やはり業務の総量自体が多い職場では、なかなか時差勤務制度は利用できないのだろうと見ています。それにも関わらず、時間外勤務「縮減ありき」で時差勤務しなければならないような雰囲気が強まってしまうと、ますます密度の濃い仕事に追われることになります。時差勤務したため、職場で手が回らない仕事を自宅に持ち帰るようなサービス残業につながる恐れもあります。
また、仕事量からすれば時差勤務制度を利用しやすい職場でも、時間外勤務手当を減らすことが主目的となり、強要されていくことも望ましい話ではありません。夜に会議を控え、午前中はゆっくり休みたい場合、有給休暇を取得すれば済む話です。このような点を危惧する意見が執行委員会の中では示されていますが、市当局側の案は「本人の申出によって利用できる」という選択制を基本に考えているようです。
あくまでも利用するかどうかは本人の選択とし、時差勤務を一律に強要されないのであれば特に問題ないという見方ができます。有給休暇の残日数の少ない職員にとっては選択の幅が広がったと肯定的にとらえることもできます。ただ執行委員会の中では「建前はそうでも…」という慎重な意見も示されています。いずれにしても今後、職場委員会を通して組合員の皆さんに時差勤務制度実施の是非を諮っていくことになります。
続いて、フレックスタイム制についてです。駅前にある窓口サービスセンターをはじめ、図書館や保育園では早番や遅番などのローテーションによる変則的な勤務時間の職場となっています。職員それぞれの出勤時間や退勤時間が異なるという点ではフレックスタイム制に近いものがあります。しかし、フレックスタイム制はコアタイム(必ず勤務しなければいけない時間帯)以外、出勤時間や退勤時間を本人の自由意思で決めることができるため、あらかじめ出退勤の時間が定められている当番職場とは大きく異なります。
なお、私どもの市でフレックスタイム制の導入が検討されている訳ではありません。時差勤務制度の話が取り上げられた際、子育て世代を中心にフレックスタイム制の導入が切望されているという声を耳にしたため、フレックスタイム制のメリット・デメリットを調べてみました。リンク先の内容を紹介しますが、フレックスタイム制は従業員個々の自主性に委ねる部分が大きく、以下のようなメリット・デメリットが考えられます。
《メリット》
・勤務時間をずらすことで、通勤ラッシュを避けることができる。
・個人が効率的に時間配分を行なうことで、残業の軽減につながる。
・働き方に自由性があるため、優秀な人材の採用や定着の向上につながる。
・節電対策の一つとして利用できる。
《デメリット》
・取引会社や他部門との連携を行なうときに、時間の設定が難しくなるため、現実には導入できる職種が限られやすい。
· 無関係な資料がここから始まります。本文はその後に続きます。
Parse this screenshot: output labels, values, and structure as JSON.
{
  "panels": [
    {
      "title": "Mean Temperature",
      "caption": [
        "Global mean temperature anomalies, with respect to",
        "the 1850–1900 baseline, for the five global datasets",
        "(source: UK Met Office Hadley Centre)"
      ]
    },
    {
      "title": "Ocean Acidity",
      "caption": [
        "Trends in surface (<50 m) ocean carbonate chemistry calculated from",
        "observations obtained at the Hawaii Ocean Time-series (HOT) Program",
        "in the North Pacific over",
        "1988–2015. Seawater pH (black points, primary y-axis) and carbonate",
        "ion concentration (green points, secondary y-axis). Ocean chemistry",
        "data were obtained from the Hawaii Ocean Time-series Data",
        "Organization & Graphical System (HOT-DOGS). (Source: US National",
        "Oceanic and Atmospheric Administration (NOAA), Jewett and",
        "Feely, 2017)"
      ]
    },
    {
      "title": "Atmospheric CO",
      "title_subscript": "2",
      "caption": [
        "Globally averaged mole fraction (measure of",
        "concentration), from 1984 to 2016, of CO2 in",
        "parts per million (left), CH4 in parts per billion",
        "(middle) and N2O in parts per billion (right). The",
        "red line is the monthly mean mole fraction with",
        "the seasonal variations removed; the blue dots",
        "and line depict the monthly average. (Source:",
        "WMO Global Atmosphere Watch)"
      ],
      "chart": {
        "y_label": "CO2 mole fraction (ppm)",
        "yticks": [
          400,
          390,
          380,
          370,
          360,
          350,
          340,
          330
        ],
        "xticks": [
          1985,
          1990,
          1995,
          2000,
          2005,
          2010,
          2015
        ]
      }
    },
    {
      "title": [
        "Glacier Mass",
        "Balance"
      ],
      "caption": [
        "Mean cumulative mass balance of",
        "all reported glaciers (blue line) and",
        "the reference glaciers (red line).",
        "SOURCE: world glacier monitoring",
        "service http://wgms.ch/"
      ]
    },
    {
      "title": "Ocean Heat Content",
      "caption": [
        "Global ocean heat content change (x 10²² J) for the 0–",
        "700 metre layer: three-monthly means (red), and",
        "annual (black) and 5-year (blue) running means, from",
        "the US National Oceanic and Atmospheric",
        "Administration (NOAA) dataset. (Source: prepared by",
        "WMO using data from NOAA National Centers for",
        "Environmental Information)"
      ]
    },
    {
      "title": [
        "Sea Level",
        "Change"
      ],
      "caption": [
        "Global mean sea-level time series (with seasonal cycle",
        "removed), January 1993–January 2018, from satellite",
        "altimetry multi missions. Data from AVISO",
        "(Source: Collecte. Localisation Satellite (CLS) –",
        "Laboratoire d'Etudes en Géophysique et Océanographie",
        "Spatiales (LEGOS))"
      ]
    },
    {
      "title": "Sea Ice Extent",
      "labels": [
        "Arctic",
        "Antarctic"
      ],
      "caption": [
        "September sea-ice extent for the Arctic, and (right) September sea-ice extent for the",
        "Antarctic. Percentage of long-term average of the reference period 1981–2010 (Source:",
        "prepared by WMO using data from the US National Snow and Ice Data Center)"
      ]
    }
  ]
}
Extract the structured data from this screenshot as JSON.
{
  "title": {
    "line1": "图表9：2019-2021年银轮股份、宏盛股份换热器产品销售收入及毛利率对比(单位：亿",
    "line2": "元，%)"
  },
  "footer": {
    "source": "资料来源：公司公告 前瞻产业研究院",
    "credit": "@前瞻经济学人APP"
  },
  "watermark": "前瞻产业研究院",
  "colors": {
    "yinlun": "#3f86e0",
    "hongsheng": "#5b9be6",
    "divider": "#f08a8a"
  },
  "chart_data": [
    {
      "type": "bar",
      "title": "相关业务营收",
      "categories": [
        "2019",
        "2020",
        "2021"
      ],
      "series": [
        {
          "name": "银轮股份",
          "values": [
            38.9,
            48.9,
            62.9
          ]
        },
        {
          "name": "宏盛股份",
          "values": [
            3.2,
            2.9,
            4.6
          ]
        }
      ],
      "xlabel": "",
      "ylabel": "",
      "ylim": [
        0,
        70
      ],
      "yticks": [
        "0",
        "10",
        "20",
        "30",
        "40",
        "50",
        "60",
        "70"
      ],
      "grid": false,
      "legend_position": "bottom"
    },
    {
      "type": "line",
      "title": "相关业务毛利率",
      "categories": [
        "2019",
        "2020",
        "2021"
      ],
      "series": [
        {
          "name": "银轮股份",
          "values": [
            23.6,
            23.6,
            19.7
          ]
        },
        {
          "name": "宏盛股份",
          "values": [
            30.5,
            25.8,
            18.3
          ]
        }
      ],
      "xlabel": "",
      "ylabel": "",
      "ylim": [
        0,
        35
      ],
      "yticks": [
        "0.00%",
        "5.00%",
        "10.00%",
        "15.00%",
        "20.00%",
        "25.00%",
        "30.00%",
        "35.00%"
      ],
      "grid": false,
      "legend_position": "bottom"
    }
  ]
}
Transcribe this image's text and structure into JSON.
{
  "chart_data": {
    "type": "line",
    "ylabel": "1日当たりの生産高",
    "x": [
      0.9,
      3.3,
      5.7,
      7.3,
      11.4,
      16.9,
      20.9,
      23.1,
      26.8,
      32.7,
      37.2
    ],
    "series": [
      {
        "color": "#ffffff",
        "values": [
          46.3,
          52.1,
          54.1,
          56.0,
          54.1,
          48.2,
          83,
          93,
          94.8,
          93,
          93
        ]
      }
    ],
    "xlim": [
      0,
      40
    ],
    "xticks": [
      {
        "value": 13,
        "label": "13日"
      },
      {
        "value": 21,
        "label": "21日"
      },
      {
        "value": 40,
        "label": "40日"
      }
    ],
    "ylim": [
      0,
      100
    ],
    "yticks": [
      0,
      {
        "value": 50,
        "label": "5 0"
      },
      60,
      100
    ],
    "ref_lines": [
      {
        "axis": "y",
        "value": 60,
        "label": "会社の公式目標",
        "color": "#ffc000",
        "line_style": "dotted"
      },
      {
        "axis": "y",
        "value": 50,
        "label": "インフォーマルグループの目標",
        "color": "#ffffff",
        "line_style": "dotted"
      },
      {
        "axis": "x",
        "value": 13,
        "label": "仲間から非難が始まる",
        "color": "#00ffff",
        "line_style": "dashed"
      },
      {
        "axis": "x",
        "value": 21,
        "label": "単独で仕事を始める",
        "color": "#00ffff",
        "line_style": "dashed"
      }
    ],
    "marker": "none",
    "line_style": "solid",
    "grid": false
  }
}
・自己管理ができない従業員が多い場合は、フレックスタイム制は時間に対してルーズさが許されるものと勘違いされやすい。
勤務時間帯そのものが窓口や電話を受け付ける時間帯という職場が大半であり、市役所の業務の中でフレックスタイム制を取り入れられる職場は極めて限られるものと見ています。上記のデメリット以外に導入した職場とそれ以外の職場間での不公平感も指摘されています。「フレックスタイム制が好評なのに廃止へ向かう理由」というサイトでは、メンバーの出社時間がまちまちであるため、「チーム全体の会議の設定さえ調整が困難。チームをまとめることが簡単ではない」という難点が掲げられています。
さらに「近年では様々なコミュニケーションツールが普及して便利になっているとはいえ、やはり顔を見ながら業務を行ったり、意見交換することが重要なのは変わりありません。顔を見合わせチームワークで動くことによって新たなアイデアが生まれたり、お互いへの信頼感が芽生えるからです。もしチームワークが必要な業務を個別で行っていたら、効率が落ちる可能性もあります」という声が紹介されていますが、私自身もフレックスタイム制の導入は組織としての一体感を損ねる懸念を抱いています。
子育て世代に対するフォローとして考えるのであれば、育児時間や子どもの看護休暇の拡充の検討などを先行させるべきなのではないでしょうか。もしくは子育て世代を対象としたフレックスタイム制の導入という方向性もあり得るのかも知れません。いずれにしても長時間労働を強いられる職場だった場合、フレックスタイム制や時差勤務制度があったとしても絵に描いた餅になるだけだろうと思っています。